Lin Mak-neung’s her official recognition as a deity came a hundred years later, when a Chinese diplomatic mission to Korea was caught in a typhoon. While the ambassador prayed fervently to heaven, he saw a goddess dressed in red appear on top of the mast. The seven other ships in the mission capsized in the seething waves, but the waters around the ambassador’s ship settled down and enabled him to pass. The Emperor, hearing about this miracle, decreed that the goddess of Mei Chow be formally canonized in a specially built Temple of the Fortunate Crossing.
Her worship spread rapidly north and south along the coast. By now she was known popularly as媽祖Ma Jou, Matsu, or Mazu, the Maternal Grandmother.
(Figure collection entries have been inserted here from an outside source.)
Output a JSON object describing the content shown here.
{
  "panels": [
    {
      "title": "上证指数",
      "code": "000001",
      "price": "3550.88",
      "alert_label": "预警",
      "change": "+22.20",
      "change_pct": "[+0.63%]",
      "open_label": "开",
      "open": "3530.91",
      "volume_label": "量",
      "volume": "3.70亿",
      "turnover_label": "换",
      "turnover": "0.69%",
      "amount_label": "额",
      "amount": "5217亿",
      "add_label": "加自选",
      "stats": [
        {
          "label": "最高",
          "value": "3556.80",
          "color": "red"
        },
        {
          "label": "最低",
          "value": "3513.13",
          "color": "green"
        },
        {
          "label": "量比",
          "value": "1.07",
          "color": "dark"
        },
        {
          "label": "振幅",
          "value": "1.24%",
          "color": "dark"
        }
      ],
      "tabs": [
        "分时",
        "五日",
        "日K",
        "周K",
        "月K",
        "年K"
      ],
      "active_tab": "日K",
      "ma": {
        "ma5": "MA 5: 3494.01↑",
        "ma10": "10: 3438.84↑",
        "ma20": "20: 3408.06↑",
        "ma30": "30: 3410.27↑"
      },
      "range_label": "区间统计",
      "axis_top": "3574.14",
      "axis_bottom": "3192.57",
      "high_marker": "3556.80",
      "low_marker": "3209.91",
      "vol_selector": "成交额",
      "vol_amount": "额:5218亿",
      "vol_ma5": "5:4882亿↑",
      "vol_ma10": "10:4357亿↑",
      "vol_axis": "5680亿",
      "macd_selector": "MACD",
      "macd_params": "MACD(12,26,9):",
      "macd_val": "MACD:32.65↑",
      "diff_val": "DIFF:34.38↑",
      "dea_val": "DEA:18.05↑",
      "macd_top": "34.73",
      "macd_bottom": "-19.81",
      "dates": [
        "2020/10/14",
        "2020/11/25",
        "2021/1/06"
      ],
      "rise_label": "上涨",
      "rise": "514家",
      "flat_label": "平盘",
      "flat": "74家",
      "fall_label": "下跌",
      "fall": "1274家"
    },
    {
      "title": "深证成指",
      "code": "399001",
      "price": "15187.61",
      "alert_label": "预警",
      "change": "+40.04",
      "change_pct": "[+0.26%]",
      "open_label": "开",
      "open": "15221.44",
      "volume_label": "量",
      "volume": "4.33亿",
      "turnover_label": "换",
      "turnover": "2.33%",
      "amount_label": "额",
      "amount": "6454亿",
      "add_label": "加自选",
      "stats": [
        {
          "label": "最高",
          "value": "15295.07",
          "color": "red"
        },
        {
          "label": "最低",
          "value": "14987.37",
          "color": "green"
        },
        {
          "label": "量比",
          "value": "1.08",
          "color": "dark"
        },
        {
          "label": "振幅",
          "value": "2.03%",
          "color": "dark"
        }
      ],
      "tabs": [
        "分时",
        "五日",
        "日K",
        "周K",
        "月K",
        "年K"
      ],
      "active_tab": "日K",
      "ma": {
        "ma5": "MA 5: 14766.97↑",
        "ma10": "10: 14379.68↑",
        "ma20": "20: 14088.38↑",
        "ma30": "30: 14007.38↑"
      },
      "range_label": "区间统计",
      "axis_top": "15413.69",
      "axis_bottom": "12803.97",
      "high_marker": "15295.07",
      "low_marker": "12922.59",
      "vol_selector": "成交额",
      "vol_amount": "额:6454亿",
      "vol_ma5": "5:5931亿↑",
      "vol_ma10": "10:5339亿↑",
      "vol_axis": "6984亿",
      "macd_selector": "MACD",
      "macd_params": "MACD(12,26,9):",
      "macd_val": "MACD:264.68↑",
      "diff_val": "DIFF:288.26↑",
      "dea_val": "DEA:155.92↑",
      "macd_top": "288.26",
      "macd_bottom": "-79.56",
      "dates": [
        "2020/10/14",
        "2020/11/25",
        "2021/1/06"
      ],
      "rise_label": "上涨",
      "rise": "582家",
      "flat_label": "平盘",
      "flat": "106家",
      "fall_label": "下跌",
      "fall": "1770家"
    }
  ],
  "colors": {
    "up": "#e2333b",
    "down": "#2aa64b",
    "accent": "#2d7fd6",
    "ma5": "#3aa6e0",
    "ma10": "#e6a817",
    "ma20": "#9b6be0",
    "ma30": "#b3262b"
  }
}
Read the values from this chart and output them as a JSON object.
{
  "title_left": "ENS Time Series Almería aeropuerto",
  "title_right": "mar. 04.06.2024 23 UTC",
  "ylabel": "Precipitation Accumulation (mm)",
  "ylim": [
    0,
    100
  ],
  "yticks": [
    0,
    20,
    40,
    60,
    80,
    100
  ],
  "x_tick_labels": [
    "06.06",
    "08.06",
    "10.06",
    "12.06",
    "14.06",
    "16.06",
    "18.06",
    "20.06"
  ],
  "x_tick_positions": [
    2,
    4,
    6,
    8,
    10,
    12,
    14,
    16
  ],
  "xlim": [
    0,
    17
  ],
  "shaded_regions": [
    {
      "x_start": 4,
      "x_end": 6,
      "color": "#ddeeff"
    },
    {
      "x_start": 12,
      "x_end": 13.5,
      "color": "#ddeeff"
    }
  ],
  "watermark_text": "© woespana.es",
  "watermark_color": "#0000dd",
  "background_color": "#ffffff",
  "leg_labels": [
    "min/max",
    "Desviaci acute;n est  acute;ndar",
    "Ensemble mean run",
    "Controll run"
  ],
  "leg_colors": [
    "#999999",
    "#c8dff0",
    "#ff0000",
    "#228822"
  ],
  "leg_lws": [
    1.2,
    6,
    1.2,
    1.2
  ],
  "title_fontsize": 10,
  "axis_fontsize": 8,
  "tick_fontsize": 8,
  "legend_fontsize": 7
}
In some places she was more familiarly called A-Ma, Honorable Grandma.
As her reputation grew, her promotion among the deities quickened, given a series of increasingly lofty names until, in 1287, Kublai Khan bestowed on her the title 天后 Empress of Heaven, the highest rank in the celestial pantheon after the Jade Emperor himself.
Since then she has been credited with helping many men and ships at sea, including the great Chinese explorer Zheng He and the Ming Dynasty hero, patriot, and ex-pirate Koxinga.

For hundreds of years a Tin Hau or Matsu temple has been at the heart of every coastal community. Every island, even the most remote, speck-sized rock sticking from the water, is bound to contain a shrine to the protector of fishing folk and seafarers. And of course, every ship has at least one shrine devoted to her; often an effigy of her colorful figure presides over the captain’s quarters.
There are so many variations of the Tin Hau legend that it’s impossible to identify any one version as the original. I presented here a version compiled from the stories I’ve heard in the island communities of Hong Kong and Macau, the area roamed by Shek Yang and her pirate cohorts.
One thing everyone agrees on: Tin Hau was a real woman who deserved her heavenly throne.